As mentioned, any non-Stick supports IR.
As to 5.1 audio, to my understanding they all do, with certain limitations. The Ultra LT (4662 or 4801) is a Walmart-specific version, and to my knowledge the main differences from the "regular" Ultra was the removal of the USB port, and the 4801 also lost the DS card slot (which has been removed from all the latest models), support for AC4 audio and the Dolby Digital encoder. But either version of the Ultra LT should be able to stream 5.1 audio from any service that offers it. Just remember that some providers don't stream 5.1 audio by default, and you have to manually change the audio track. I know Paramount+ was like that before, but I no longer subscribe so can't say if that's changed.
Since I don't have either of the Ultra LT models, I can't speak for certain if the menu options for audio differ from my 4800. But I have a 4640, 4670 and 4800 and all are capable of 5.1 audio output. I only have two of them connected to an AVR, so getting more than two channels is a moot point for the rest of my Roku players.

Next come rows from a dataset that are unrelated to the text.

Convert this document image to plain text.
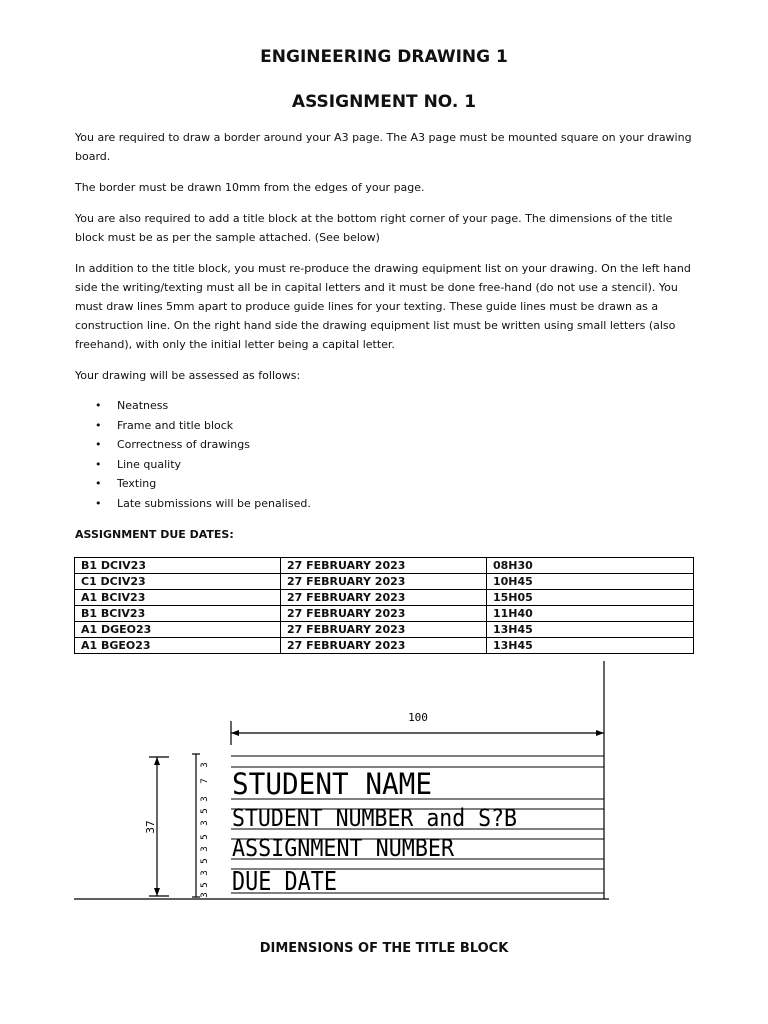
ENGINEERING DRAWING 1
ASSIGNMENT NO. 1

You are required to draw a border around your A3 page. The A3 page must be mounted square on your drawing board.

The border must be drawn 10mm from the edges of your page.

You are also required to add a title block at the bottom right corner of your page. The dimensions of the title block must be as per the sample attached. (See below)

In addition to the title block, you must re-produce the drawing equipment list on your drawing. On the left hand side the writing/texting must all be in capital letters and it must be done free-hand (do not use a stencil). You must draw lines 5mm apart to produce guide lines for your texting. These guide lines must be drawn as a construction line. On the right hand side the drawing equipment list must be written using small letters (also freehand), with only the initial letter being a capital letter.

Your drawing will be assessed as follows:

• Neatness
• Frame and title block
• Correctness of drawings
• Line quality
• Texting
• Late submissions will be penalised.

ASSIGNMENT DUE DATES:

B1 DCIV23	27 FEBRUARY 2023	08H30
C1 DCIV23	27 FEBRUARY 2023	10H45
A1 BCIV23	27 FEBRUARY 2023	15H05
B1 BCIV23	27 FEBRUARY 2023	11H40
A1 DGEO23	27 FEBRUARY 2023	13H45
A1 BGEO23	27 FEBRUARY 2023	13H45
100
37
3
7
3
5
3
5
3
5
3
5
3
STUDENT NAME
STUDENT NUMBER and S?B
ASSIGNMENT NUMBER
DUE DATE

DIMENSIONS OF THE TITLE BLOCK
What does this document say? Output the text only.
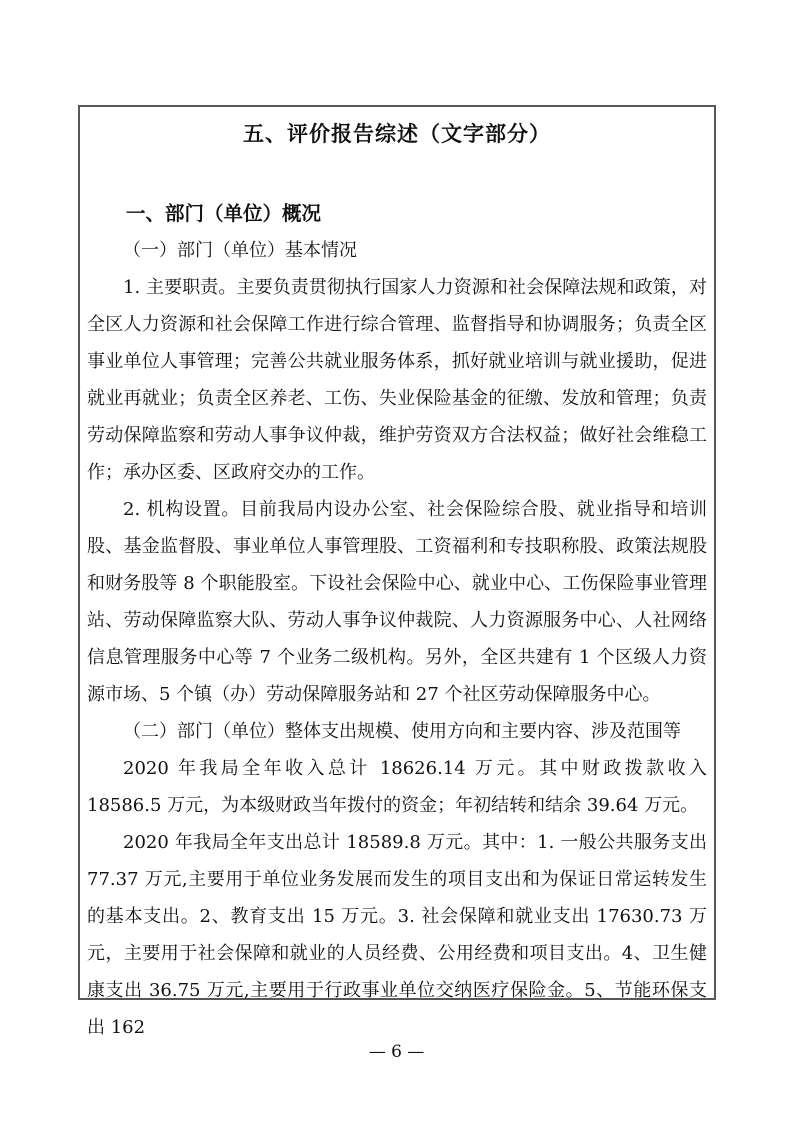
五、评价报告综述（文字部分）
一、部门（单位）概况
（一）部门（单位）基本情况
1. 主要职责。主要负责贯彻执行国家人力资源和社会保障法规和政策，对全区人力资源和社会保障工作进行综合管理、监督指导和协调服务；负责全区事业单位人事管理；完善公共就业服务体系，抓好就业培训与就业援助，促进就业再就业；负责全区养老、工伤、失业保险基金的征缴、发放和管理；负责劳动保障监察和劳动人事争议仲裁，维护劳资双方合法权益；做好社会维稳工作；承办区委、区政府交办的工作。
2. 机构设置。目前我局内设办公室、社会保险综合股、就业指导和培训股、基金监督股、事业单位人事管理股、工资福利和专技职称股、政策法规股和财务股等 8 个职能股室。下设社会保险中心、就业中心、工伤保险事业管理站、劳动保障监察大队、劳动人事争议仲裁院、人力资源服务中心、人社网络信息管理服务中心等 7 个业务二级机构。另外，全区共建有 1 个区级人力资源市场、5 个镇（办）劳动保障服务站和 27 个社区劳动保障服务中心。
（二）部门（单位）整体支出规模、使用方向和主要内容、涉及范围等
2020 年我局全年收入总计 18626.14 万元。其中财政拨款收入 18586.5 万元，为本级财政当年拨付的资金；年初结转和结余 39.64 万元。
2020 年我局全年支出总计 18589.8 万元。其中：1. 一般公共服务支出 77.37 万元,主要用于单位业务发展而发生的项目支出和为保证日常运转发生的基本支出。2、教育支出 15 万元。3. 社会保障和就业支出 17630.73 万元，主要用于社会保障和就业的人员经费、公用经费和项目支出。4、卫生健康支出 36.75 万元,主要用于行政事业单位交纳医疗保险金。5、节能环保支出 162
— 6 —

The certain limitations I mentioned deal with media played from a USB drive or streamed from a DLNA server on your network. In those cases, the container used for the media is one factor, and the audio codecs the media uses is the other. Dolby Digital (AC-3) 5.1 audio is available from any supported container, as is DD+ (EAC-3). For DTS, it is only supported in the MKV or TS container, and no lossless audio codecs are supported in any container. AAC is converted within the Roku to two channel PCM. A handful of Roku players have DD encoders, and are capable of converting 5.1 AAC to Dolby Digital. I don't believe multi-channel PCM will passthrough the Roku to an AVR.